69 — Возможная вещь, что... И опять слушалъ, завернувъ голову къ глубинѣ лѣса. — Ничего-то ты не знаешь... Возможная; вещь! Не жилъ въ деревнѣ, вотъ и не знаешь. — Никакъ нѣтъ, Данила Степанычъ, не знаю. Я сызмальства все въ Москвѣ. У насъ папаша блинками въ Охотномъ торговали, а мы въ услуженіе пошли. Я вотъ при баняхъ мальчикомъ стоялъ, въ дворянскихъ... простынки накидывалъ, потомъ въ молодцахъ... Очень хорошо въ лакеяхъ въ богатомъ домѣ, но только хорошая одежа требуется... — То-то ты и грыба не знаешь... Говоришь, сыроѣжка это... — показалъ Данила Степанычъ на грибъ въ корзиночкѣ. — Какая же это сыроѣжка!
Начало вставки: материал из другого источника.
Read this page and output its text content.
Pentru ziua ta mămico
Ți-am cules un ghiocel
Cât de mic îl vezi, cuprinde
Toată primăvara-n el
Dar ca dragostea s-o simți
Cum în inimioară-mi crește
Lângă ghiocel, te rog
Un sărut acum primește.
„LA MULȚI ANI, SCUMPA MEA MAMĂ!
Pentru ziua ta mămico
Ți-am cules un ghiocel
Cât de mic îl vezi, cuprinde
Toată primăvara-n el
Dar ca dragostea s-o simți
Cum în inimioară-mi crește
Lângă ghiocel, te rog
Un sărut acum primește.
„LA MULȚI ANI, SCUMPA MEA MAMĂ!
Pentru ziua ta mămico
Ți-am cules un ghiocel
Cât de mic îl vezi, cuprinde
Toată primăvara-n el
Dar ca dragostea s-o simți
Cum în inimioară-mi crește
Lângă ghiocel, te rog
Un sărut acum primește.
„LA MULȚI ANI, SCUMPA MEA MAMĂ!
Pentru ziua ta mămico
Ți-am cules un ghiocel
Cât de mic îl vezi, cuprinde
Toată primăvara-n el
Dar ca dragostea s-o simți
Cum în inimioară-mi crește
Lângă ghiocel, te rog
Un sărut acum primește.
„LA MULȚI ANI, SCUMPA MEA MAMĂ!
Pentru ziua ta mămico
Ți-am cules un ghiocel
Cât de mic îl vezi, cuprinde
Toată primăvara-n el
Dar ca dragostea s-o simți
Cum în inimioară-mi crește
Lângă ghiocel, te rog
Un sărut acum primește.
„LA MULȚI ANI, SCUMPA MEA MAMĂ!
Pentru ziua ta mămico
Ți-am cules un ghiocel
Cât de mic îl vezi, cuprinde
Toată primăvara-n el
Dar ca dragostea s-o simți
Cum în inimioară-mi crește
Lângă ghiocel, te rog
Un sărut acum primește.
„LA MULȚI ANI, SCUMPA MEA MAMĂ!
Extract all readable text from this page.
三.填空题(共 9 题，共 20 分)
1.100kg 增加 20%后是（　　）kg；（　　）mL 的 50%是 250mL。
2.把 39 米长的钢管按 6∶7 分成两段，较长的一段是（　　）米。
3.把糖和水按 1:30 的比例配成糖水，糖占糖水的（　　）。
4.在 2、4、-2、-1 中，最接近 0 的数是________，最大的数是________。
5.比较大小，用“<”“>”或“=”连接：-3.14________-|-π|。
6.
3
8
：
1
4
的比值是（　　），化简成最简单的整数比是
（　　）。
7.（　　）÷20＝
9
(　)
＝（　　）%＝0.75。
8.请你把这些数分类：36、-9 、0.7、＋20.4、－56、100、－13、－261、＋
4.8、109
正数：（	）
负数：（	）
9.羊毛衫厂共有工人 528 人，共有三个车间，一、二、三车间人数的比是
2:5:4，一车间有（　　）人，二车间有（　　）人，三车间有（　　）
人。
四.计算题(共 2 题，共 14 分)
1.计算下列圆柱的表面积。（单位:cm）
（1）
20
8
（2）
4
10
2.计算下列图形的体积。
Свинуха это! А это вотъ... лисичка, желтенькая-то... а это валуй. А это... Ну, что это? Вотъ и не знаешь!.. — Не могу знать... — Ко-зленокъ! И было ему радостно учить ротастаго, бѣлобрысаго Степана, — съ придурью онъ! — всему своему деревенскому, прошлому, которое помнилъ еще, и радъ былъ, что помнилъ. Самъ себя провѣрялъ, помнитъ ли. Присматривался къ кустамъ: все помнилъ. Узналъ и показалъ Степану волчьи ягоды, на лужку призналъ отцвѣтавшую уже любку, липкую смолянку. Молодыми радующими глазами смотрѣло на него все, словно потерялъ, было, онъ все это, а теперь нежданно нашелъ опять. Все приводило за собой изъ прошлаго многое, — не назовешь, что, а только порадуешься, прикоснешься душевно, какъ было въ первую зорю, когда игралъ подъ окномъ Хандра-Міандра. И грибы-то набралъ никудышные, могъ бы купить бѣльевую корзину настоящихъ бѣлыхъ, а показывалъ палкой каждый грибъ и наказывалъ класть въ корзинку. Услыхалъ дятла, остановился, — гдѣ сидитъ-долбитъ?